According to actress Nancy Olson, who was married to lyricist Alan Jay Lerner at the time he was writing the musical, Lerner and Frederick Loewe had the most trouble writing the final song for Henry Higgins. The two writers had based the whole concept of the musical around the notion that Higgins was far too intellectual a character to emotionally sing outright, but should speak his songs on pitch, more as an expression of ideas. However, both composer and lyricist knew that Higgins would need a love song towards the end of the story when Eliza has abandoned him. This presented an obvious problem: how to write an emotional song for an emotionless character. Lerner suffered bouts of insomnia trying to write the lyrics. One night, Olson claims, she brought him a cup of tea to soothe his nerves. As she entered his study, Lerner thanked her and said "I guess I've grown accustomed to you...I've grown accustomed to your face." According to Olson, his eyes suddenly lit up, and she sat down and watched him write the entire song in one sitting, based on the idea that although Higgins couldn't "love" Eliza in the traditional sense, he would surely notice the value she represented as part of his life.

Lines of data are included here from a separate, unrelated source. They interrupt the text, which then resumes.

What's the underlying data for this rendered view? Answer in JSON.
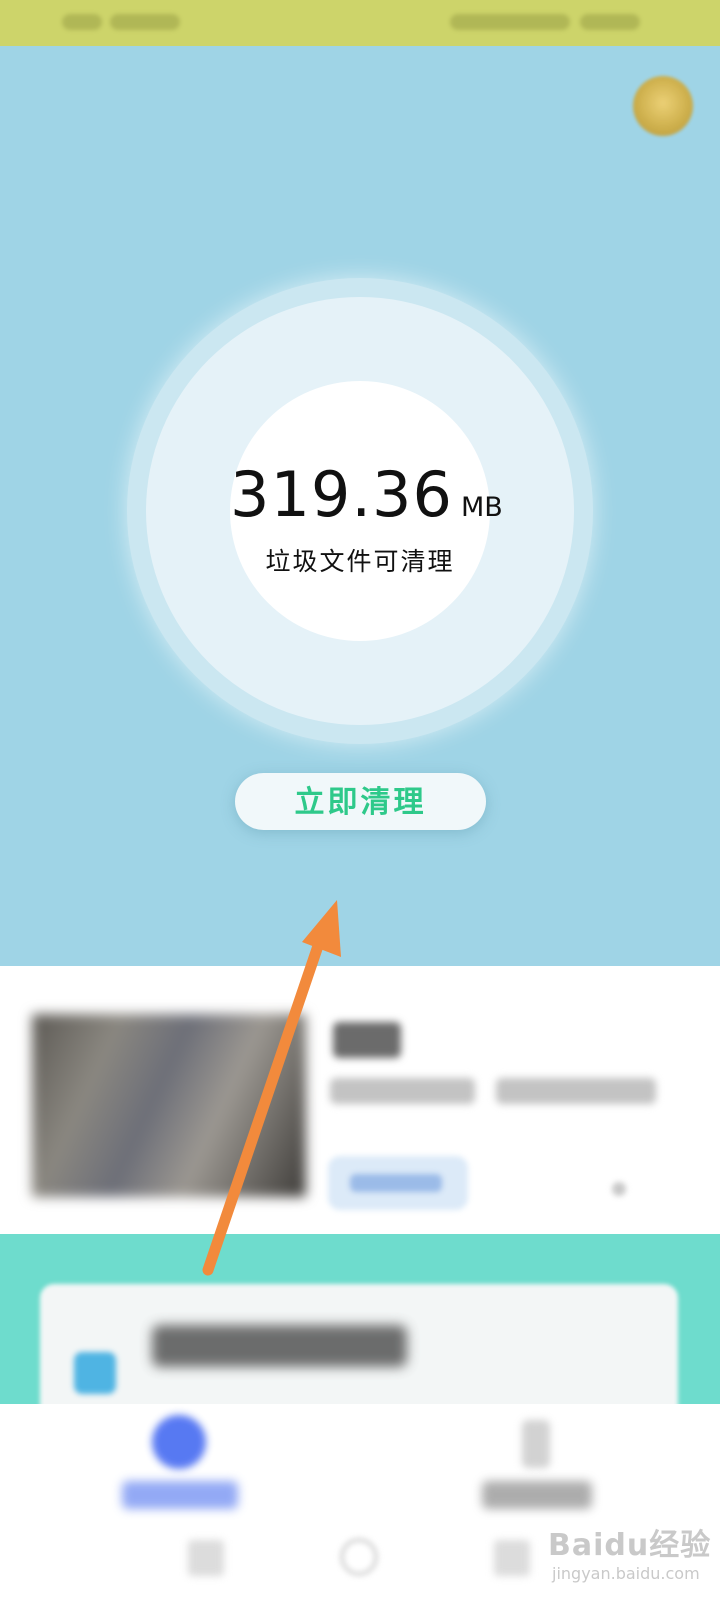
{
  "cleaner": {
    "size_value": "319.36",
    "size_unit": "MB",
    "size_label": "垃圾文件可清理",
    "clean_button": "立即清理"
  },
  "watermark": {
    "main": "Baidu经验",
    "sub": "jingyan.baidu.com"
  },
  "colors": {
    "hero_bg": "#9fd4e6",
    "status_bar": "#cdd46a",
    "clean_text": "#2ec98a",
    "annotation_arrow": "#f28a3c",
    "teal_band": "#6edccd",
    "nav_active": "#4f72f2"
  },
  "icons": {
    "avatar": "avatar-icon",
    "annotation": "arrow-icon"
  }
}
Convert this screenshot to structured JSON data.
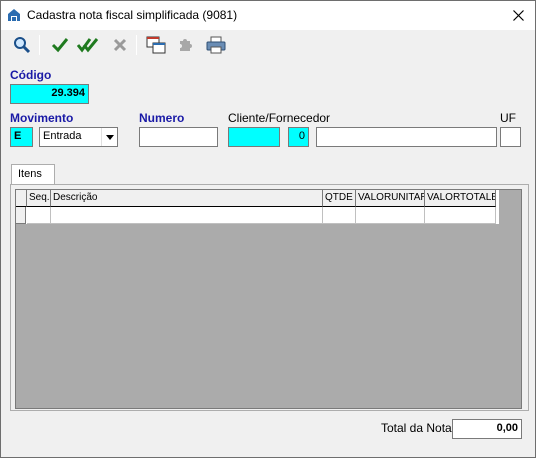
{
  "window": {
    "title": "Cadastra nota fiscal simplificada (9081)"
  },
  "toolbar": {
    "buttons": [
      {
        "icon": "search-icon"
      },
      {
        "icon": "check-icon"
      },
      {
        "icon": "double-check-icon"
      },
      {
        "icon": "x-icon"
      },
      {
        "icon": "windows-icon"
      },
      {
        "icon": "puzzle-icon"
      },
      {
        "icon": "printer-icon"
      }
    ]
  },
  "form": {
    "codigo_label": "Código",
    "codigo_value": "29.394",
    "movimento_label": "Movimento",
    "movimento_code": "E",
    "movimento_select": "Entrada",
    "numero_label": "Numero",
    "numero_value": "",
    "cliente_label": "Cliente/Fornecedor",
    "cliente_code": "",
    "cliente_number": "0",
    "cliente_name": "",
    "uf_label": "UF",
    "uf_value": ""
  },
  "tabs": {
    "itens_label": "Itens"
  },
  "grid": {
    "columns": [
      "Seq.",
      "Descrição",
      "QTDE",
      "VALORUNITAR",
      "VALORTOTALB"
    ]
  },
  "footer": {
    "total_label": "Total da Nota",
    "total_value": "0,00"
  },
  "colors": {
    "label_blue": "#1a1aa6",
    "field_cyan": "#00ffff"
  }
}
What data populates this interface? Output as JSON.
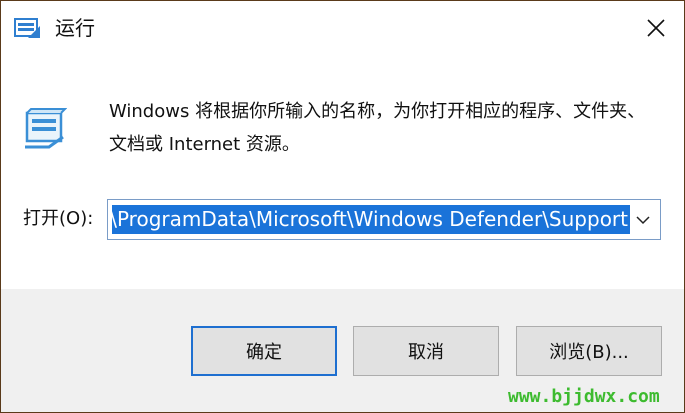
{
  "window": {
    "title": "运行",
    "close_icon": "close-icon"
  },
  "dialog": {
    "description": "Windows 将根据你所输入的名称，为你打开相应的程序、文件夹、文档或 Internet 资源。",
    "open_label": "打开(O):",
    "open_value": "C:\\ProgramData\\Microsoft\\Windows Defender\\Support",
    "selection_color": "#1a73d9"
  },
  "buttons": {
    "ok": "确定",
    "cancel": "取消",
    "browse": "浏览(B)..."
  },
  "watermark": "www.bjjdwx.com"
}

3:00 AM -- North By Northwest (1959)
An advertising man is mistaken for a spy, triggering a deadly cross-country chase.
Dir: Alfred Hitchcock
Cast: Cary Grant, Eva Marie Saint, James Mason
C-136 mins, TV-PG, CC, Letterbox Format

Nominated for Oscars for Best Art Direction-Set Decoration, Color -- William A. Horning, Robert F. Boyle, Merrill Pye, Henry Grace and Frank R. McKelvy, Best Film Editing -- George Tomasini, and Best Writing, Story and Screenplay - Written Directly for the Screen -- Ernest Lehman

Alfred Hitchcock couldn't get permission to film inside the UN, so footage was made of the interior of the building using a hidden camera, and the rooms were later recreated on a soundstage. Hitchcock filmed Cary Grant's entrance into the United Nations building from across the street with a hidden camera. When Grant gets to the top of the stairs a man about to walk down does a double take upon seeing the movie star.

5:30 AM -- MGM Parade Show #16 (1955)
Nelson Eddy and Jeanette MacDonald perform in a clip from "Maytime"; George Murphy introduces a clip from "I'll Cry Tomorrow." Hosted by George Murphy.